José Antônio Lemos - A Região Metropolitana precisa ser vista em conjunto. O planejamento tem que ser conjunto. O transporte coletivo precisa ser visto dentro da cidade como um todo. Você não pode planejar transporte coletivo sem planejar uso e ocupação do solo, por exemplo. Tem que também considerar a mobilidade urbana como um todo. Desde o pedestre até o carro mais moderno. Enquanto a gente pensar no problema do trânsito enquanto ele mesmo, só vai ficar cada vez pior. E assim pensar soluções. E eu sou a favor do passe livre universal como uma solução. O transporte coletivo não é de uso só do usuário, não é só a pessoa que usa que se beneficia. Beneficia o dono do banco, o comerciante, o comerciário, toda a cidade. Basta parar o transporte coletivo que para tudo.

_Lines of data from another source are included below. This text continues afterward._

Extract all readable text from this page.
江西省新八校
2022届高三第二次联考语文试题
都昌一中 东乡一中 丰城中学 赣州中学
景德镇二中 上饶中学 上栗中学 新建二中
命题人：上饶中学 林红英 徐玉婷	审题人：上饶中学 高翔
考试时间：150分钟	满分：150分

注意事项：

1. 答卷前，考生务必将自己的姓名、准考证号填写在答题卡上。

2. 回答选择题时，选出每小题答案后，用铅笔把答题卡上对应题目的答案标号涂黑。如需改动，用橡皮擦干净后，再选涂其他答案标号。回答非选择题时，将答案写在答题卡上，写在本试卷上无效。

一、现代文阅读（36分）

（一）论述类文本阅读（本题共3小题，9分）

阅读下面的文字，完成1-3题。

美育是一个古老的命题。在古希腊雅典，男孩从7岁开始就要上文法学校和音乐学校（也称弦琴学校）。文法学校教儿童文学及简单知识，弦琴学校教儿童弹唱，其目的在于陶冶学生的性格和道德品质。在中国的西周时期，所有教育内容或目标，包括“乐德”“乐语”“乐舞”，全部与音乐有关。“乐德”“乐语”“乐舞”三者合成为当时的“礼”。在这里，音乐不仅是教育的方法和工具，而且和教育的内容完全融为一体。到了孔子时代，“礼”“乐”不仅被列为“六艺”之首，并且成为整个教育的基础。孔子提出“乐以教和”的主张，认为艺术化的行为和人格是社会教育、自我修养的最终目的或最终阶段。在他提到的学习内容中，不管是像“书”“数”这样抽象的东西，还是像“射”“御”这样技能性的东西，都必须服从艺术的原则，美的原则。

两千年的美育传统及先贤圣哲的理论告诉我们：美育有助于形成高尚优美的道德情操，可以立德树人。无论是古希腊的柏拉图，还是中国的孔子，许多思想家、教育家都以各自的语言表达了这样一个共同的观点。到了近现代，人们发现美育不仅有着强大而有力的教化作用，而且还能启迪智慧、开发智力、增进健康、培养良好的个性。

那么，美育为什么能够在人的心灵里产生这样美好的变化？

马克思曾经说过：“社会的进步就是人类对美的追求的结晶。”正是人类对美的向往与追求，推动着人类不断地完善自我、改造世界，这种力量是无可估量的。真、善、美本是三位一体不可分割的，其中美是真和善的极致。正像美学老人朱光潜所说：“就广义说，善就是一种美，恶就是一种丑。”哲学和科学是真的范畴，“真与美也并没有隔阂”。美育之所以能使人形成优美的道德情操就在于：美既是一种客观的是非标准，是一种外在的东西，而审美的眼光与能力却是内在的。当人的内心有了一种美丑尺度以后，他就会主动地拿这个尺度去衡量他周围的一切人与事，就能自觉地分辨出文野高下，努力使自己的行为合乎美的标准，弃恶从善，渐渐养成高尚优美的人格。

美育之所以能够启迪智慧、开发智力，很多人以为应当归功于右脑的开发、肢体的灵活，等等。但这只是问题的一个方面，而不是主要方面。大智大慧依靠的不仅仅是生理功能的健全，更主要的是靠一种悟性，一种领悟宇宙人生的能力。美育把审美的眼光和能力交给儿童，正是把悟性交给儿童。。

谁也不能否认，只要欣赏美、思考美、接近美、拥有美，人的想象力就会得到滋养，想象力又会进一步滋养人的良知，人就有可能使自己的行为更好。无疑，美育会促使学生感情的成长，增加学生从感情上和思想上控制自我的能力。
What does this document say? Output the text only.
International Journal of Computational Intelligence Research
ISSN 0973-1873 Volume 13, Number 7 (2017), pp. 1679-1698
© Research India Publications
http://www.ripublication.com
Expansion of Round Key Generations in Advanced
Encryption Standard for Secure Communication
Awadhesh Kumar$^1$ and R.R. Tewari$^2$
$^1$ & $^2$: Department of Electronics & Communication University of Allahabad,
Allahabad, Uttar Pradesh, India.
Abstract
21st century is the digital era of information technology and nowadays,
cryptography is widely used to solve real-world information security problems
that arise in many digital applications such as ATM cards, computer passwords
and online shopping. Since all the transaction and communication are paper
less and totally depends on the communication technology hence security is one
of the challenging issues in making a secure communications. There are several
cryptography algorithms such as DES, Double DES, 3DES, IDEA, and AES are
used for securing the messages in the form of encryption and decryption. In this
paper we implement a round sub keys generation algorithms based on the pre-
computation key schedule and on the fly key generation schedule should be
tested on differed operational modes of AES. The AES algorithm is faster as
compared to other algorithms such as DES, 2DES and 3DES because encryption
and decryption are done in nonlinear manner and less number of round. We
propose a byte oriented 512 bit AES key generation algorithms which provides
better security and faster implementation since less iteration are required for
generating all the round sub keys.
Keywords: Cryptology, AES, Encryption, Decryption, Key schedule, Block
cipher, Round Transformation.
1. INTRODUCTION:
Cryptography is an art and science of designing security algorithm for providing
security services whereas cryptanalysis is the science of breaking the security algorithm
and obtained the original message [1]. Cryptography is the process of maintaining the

O transporte coletivo tinha que ser arcado por todo mundo, quase como a iluminação pública, que é para todo mundo. Qual seria a vantagem? Primeiro, que é uma injustiça a pessoa que está usando o transporte, que é a solução para o futuro da mobilidade urbana, ter que sofrer por andar em um transporte de pouca qualidade e ter que pagar por isso.

 

MidiaNews - Como o senhor vê a situação do VLT, com gastos já superiores a R$ 1 bilhão, obra parada e sem perspectiva de retomada?

 

José Antônio Lemos - Eu vejo como uma pena. Quando se discutiu o VLT ou BRT, eu defendi o BRT. Após o início das obras do VLT, eu sou VLT e quero que ele fique pronto da melhor maneira possível e servindo a cidade. Já foi feita muita coisa do VLT. Tem que ser viabilizado e a gente tem que cobrar que seja feito.

 

MidiaNews - Acha que ele sai, apesar das dificuldades?

 

José Antônio Lemos - Eu acho que tem que sair. E vai ter que sair. Nós somos seres inteligentes e podemos cobrar.

 

MidiaNews - Se sair, acha que saem os dois troncos: Aeroporto/Centro e Coxipó/Centro? Ou apenas o primeiro, que está mais adiantado?

 

José Antônio Lemos - Eu espero que façam todos. Mas tem que começar pelo início e ver o que está mais fácil. Eu não posso garantir nada porque não tenho bola de cristal.